Chief Tania Kleinhans-Cedras opposes the Traditional Khoi-San Leadership Act. Picture: Tracey Adams, African News Agency (ANA)

THE TRADITIONAL and Khoi-San Leadership Act, which came into effect on Thursday, has been met with mixed feelings about what the law means for these indigenous people.

The legislation formally recognises the Khoi and San and ultimately paves the way for representatives to join the National House of Traditional Leaders in Parliament.

It’s been decades in the making and was facilitated by the National Khoi-San Council (NKC) which lobbied government for the formal recognition.

The council’s chairperson, Cecil Le Fleur, said: “It is indeed a very great achievement for Khoi and San people… have never been formally recognised both in colonial times, through apartheid and even in the new dispensation.”

He added: “Last month we met with the president at Tuynhuis and I raised the issue of land with him. I asked him to involve the Khoi and San people in all the structures that deal with the land issue… the redistribution of land and he promised that this will be the case from now on.”

Currently, there are various Khoi and San groups and clans that have formal and informal hierarchies and chiefs.

With formal recognition from government, the next step is a seat in Parliament’s House of Traditional Leaders which would be created through municipal and provincial structures.

Le Fleur explained that the first step is for the Commission of Khoi and San Issues to be established.

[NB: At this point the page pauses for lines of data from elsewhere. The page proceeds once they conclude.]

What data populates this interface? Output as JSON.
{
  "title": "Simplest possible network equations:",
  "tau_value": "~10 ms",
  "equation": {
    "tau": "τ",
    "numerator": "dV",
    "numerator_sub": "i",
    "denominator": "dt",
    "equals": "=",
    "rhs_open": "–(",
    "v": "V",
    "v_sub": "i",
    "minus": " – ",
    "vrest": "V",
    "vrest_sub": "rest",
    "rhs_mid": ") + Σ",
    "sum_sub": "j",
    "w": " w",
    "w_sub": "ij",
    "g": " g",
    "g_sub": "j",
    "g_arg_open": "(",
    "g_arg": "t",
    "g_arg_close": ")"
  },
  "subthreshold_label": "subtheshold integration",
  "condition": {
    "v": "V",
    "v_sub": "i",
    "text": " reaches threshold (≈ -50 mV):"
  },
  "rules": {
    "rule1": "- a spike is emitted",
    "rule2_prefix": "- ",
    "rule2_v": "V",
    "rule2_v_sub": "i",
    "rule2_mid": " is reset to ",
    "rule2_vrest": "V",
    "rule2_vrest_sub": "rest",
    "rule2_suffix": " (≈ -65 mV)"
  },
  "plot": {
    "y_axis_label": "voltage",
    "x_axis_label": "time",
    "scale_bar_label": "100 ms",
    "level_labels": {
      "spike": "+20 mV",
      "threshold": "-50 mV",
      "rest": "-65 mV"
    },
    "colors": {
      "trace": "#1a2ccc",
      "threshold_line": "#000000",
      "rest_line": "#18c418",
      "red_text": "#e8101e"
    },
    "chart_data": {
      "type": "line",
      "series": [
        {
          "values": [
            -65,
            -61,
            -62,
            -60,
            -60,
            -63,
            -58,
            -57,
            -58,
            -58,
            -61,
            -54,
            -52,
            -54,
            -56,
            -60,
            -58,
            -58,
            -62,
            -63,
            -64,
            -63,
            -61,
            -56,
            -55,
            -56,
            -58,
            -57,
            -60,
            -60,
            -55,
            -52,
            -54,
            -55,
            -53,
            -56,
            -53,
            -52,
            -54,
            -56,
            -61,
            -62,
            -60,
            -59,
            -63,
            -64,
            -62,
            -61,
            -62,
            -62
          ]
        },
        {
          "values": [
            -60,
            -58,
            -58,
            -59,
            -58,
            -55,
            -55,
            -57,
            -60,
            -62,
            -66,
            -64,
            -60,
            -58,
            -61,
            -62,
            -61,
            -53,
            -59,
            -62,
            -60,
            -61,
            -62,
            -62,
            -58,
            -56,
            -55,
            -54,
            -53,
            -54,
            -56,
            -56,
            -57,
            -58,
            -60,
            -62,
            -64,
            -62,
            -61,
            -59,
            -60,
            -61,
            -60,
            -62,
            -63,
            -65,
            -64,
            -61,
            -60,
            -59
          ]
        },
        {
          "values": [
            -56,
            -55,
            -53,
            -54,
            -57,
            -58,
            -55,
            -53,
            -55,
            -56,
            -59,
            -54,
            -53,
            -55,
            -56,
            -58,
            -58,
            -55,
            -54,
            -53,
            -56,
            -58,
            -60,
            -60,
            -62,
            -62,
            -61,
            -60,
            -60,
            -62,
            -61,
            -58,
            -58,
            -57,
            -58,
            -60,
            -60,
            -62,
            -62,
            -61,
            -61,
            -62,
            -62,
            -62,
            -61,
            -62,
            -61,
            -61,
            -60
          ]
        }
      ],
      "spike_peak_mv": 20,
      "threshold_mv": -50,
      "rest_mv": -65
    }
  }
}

The commission will be composed of judges, historians and even anthropologists that have specific skills and knowledge of the traditions and cultures. Khoi and San leaders would need to make submissions to this commission to gain formal recognition as an indigenous community.

Le Fleur said: “Those who are recognised will be able to form their own traditional councils, and in a municipal region there may be many such councils in different towns in a municipal area.

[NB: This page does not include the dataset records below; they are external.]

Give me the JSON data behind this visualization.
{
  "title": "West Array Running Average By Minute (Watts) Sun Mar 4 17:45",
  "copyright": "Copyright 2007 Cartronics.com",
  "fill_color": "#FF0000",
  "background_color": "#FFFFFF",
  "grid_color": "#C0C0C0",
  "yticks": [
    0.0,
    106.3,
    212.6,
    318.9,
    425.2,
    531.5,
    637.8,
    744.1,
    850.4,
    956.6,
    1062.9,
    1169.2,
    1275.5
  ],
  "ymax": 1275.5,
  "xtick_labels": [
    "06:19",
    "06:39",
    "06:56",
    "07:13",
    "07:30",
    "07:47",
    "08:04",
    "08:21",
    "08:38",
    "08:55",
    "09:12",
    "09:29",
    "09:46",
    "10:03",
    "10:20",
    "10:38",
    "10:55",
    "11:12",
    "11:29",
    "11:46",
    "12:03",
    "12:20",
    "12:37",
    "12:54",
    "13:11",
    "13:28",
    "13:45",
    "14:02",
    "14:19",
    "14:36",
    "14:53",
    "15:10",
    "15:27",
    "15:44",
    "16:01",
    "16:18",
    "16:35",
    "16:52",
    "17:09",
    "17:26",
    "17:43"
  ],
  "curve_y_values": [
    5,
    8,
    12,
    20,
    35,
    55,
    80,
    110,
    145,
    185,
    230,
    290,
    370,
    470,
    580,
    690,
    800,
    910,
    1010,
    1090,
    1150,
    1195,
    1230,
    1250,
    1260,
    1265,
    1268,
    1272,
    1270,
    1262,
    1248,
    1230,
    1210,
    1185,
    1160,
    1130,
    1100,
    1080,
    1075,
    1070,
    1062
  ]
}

“Those councils come together and form a local house and the different local houses within a province will come together and appoint people to serve on the provincial council. Out of the provincial councils, the representatives for the national council will be appointed.”

Cecil Le Fleur, chairperson of the National Khoisan and San Council, worked on getting the Traditional and Khoi-San Leadership Act passed in Parliament. Picture: Leon Lestrade/ African News Agency (ANA)

But not everyone is convinced that the law will make a difference

Chief Tania Kleinhans-Cedras from the Cochoqua clan said the entire process was flawed.

She said: “Why would this government be that inclusive if every other act that they have passed, post 1994, speaks to the advancement of a particular race group?

“They don’t speak to the advancement of all of South Africa.”

She added: “We cannot be included with traditional leadership, the second error is that there needs to be constitutional reform.

“If you look at the legal framework for this act, what laws are they going to apply, how are they going to regulate this act?”

Kleinhans-Cedras said that this legislation has been done in complete isolation as to the rest of government policy: “There is not one act, not one piece of legislation from Parliament that speaks to the advancement of the First Nation people of this country.”

Angered by the fact that clans would need to submit to a formal recognition process, Kleinhans-Cedras said: “Whoever goes to Parliament… that person is a traitor, a sell-out and that person would not represent us, nor any of our ancestors who laid down their lives.”